47. Tropical "nests" with white chocolate. Follow recipe #46, using white chocolate chips and replacing the almonds with crushed dried pineapple. Add 1.5 teaspoons each of grated lime zest and juice to the mixture. Sprinkle with lime zest.
48. Caramelized almonds. In a saucepan over medium heat, simmer 1/2 cup sugar, 2 tablespoons water, and a pinch of cream of tartar without stirring until browned (137°C on a candy thermometer). Stir in 1 1/2 cups toasted blanched almonds and cook without stirring until dark brown (151°C). Spread in an even layer on a foil-lined and buttered baking sheet; let set.

49. Chocolate covered almonds. Follow recipe #48. When the mixture has set, drizzle with 110g of melted dark chocolate and stir to coat; sprinkle with sweetened cocoa powder. Refrigerate until set.

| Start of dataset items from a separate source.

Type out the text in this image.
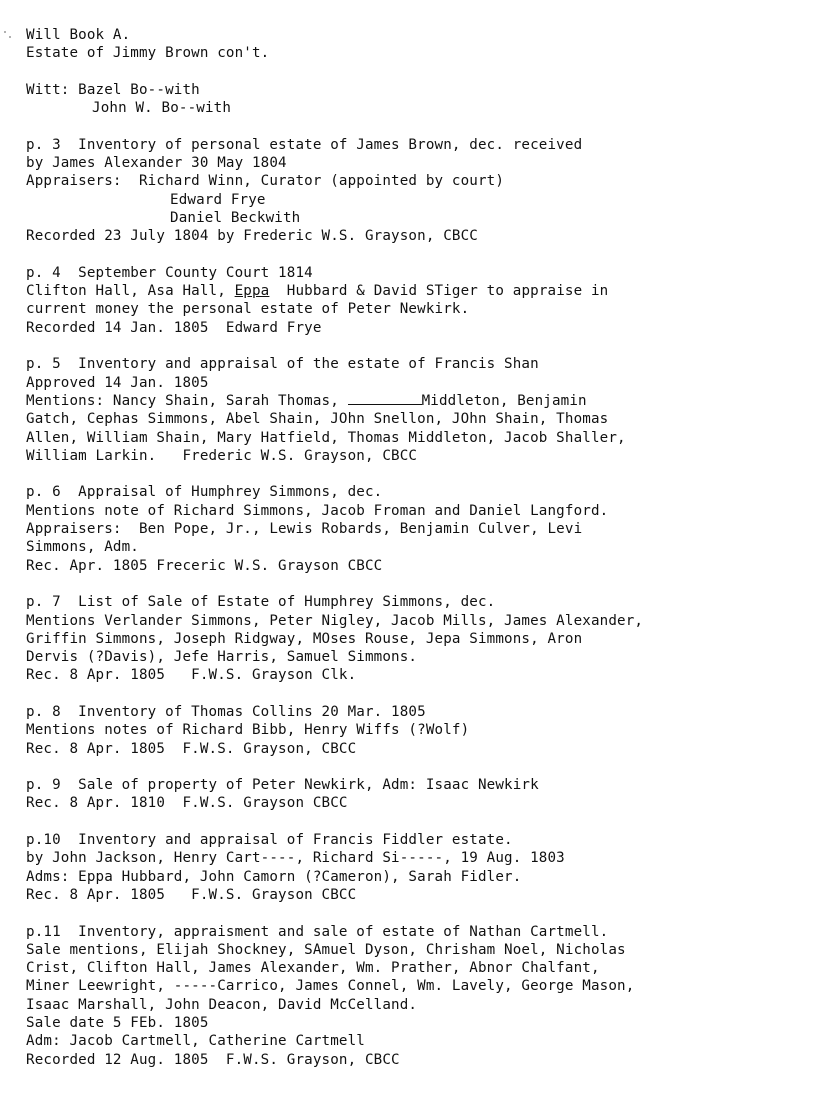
Will Book A.
Estate of Jimmy Brown con't.
Witt: Bazel Bo--with
John W. Bo--with
p. 3  Inventory of personal estate of James Brown, dec. received
by James Alexander 30 May 1804
Appraisers:  Richard Winn, Curator (appointed by court)
Edward Frye
Daniel Beckwith
Recorded 23 July 1804 by Frederic W.S. Grayson, CBCC
p. 4  September County Court 1814
Clifton Hall, Asa Hall, Eppa  Hubbard & David STiger to appraise in
current money the personal estate of Peter Newkirk.
Recorded 14 Jan. 1805  Edward Frye
p. 5  Inventory and appraisal of the estate of Francis Shan
Approved 14 Jan. 1805
Mentions: Nancy Shain, Sarah Thomas,	Middleton, Benjamin
Gatch, Cephas Simmons, Abel Shain, JOhn Snellon, JOhn Shain, Thomas
Allen, William Shain, Mary Hatfield, Thomas Middleton, Jacob Shaller,
William Larkin.   Frederic W.S. Grayson, CBCC
p. 6  Appraisal of Humphrey Simmons, dec.
Mentions note of Richard Simmons, Jacob Froman and Daniel Langford.
Appraisers:  Ben Pope, Jr., Lewis Robards, Benjamin Culver, Levi
Simmons, Adm.
Rec. Apr. 1805 Freceric W.S. Grayson CBCC
p. 7  List of Sale of Estate of Humphrey Simmons, dec.
Mentions Verlander Simmons, Peter Nigley, Jacob Mills, James Alexander,
Griffin Simmons, Joseph Ridgway, MOses Rouse, Jepa Simmons, Aron
Dervis (?Davis), Jefe Harris, Samuel Simmons.
Rec. 8 Apr. 1805   F.W.S. Grayson Clk.
p. 8  Inventory of Thomas Collins 20 Mar. 1805
Mentions notes of Richard Bibb, Henry Wiffs (?Wolf)
Rec. 8 Apr. 1805  F.W.S. Grayson, CBCC
p. 9  Sale of property of Peter Newkirk, Adm: Isaac Newkirk
Rec. 8 Apr. 1810  F.W.S. Grayson CBCC
p.10  Inventory and appraisal of Francis Fiddler estate.
by John Jackson, Henry Cart----, Richard Si-----, 19 Aug. 1803
Adms: Eppa Hubbard, John Camorn (?Cameron), Sarah Fidler.
Rec. 8 Apr. 1805   F.W.S. Grayson CBCC
p.11  Inventory, appraisment and sale of estate of Nathan Cartmell.
Sale mentions, Elijah Shockney, SAmuel Dyson, Chrisham Noel, Nicholas
Crist, Clifton Hall, James Alexander, Wm. Prather, Abnor Chalfant,
Miner Leewright, -----Carrico, James Connel, Wm. Lavely, George Mason,
Isaac Marshall, John Deacon, David McCelland.
Sale date 5 FEb. 1805
Adm: Jacob Cartmell, Catherine Cartmell
Recorded 12 Aug. 1805  F.W.S. Grayson, CBCC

50. Eggnog Truffles. In a heatproof bowl set over a saucepan of barely simmering water, whisk together 10 large egg yolks and 1/4 teaspoon each of cinnamon, nutmeg, rum, and vanilla extract. Cook, stirring frequently, until very thick and glossy, about 25 minutes. Cool completely. Using oiled hands, form into 1.9 cm (0.75 in) balls. Roll in granulated sugar.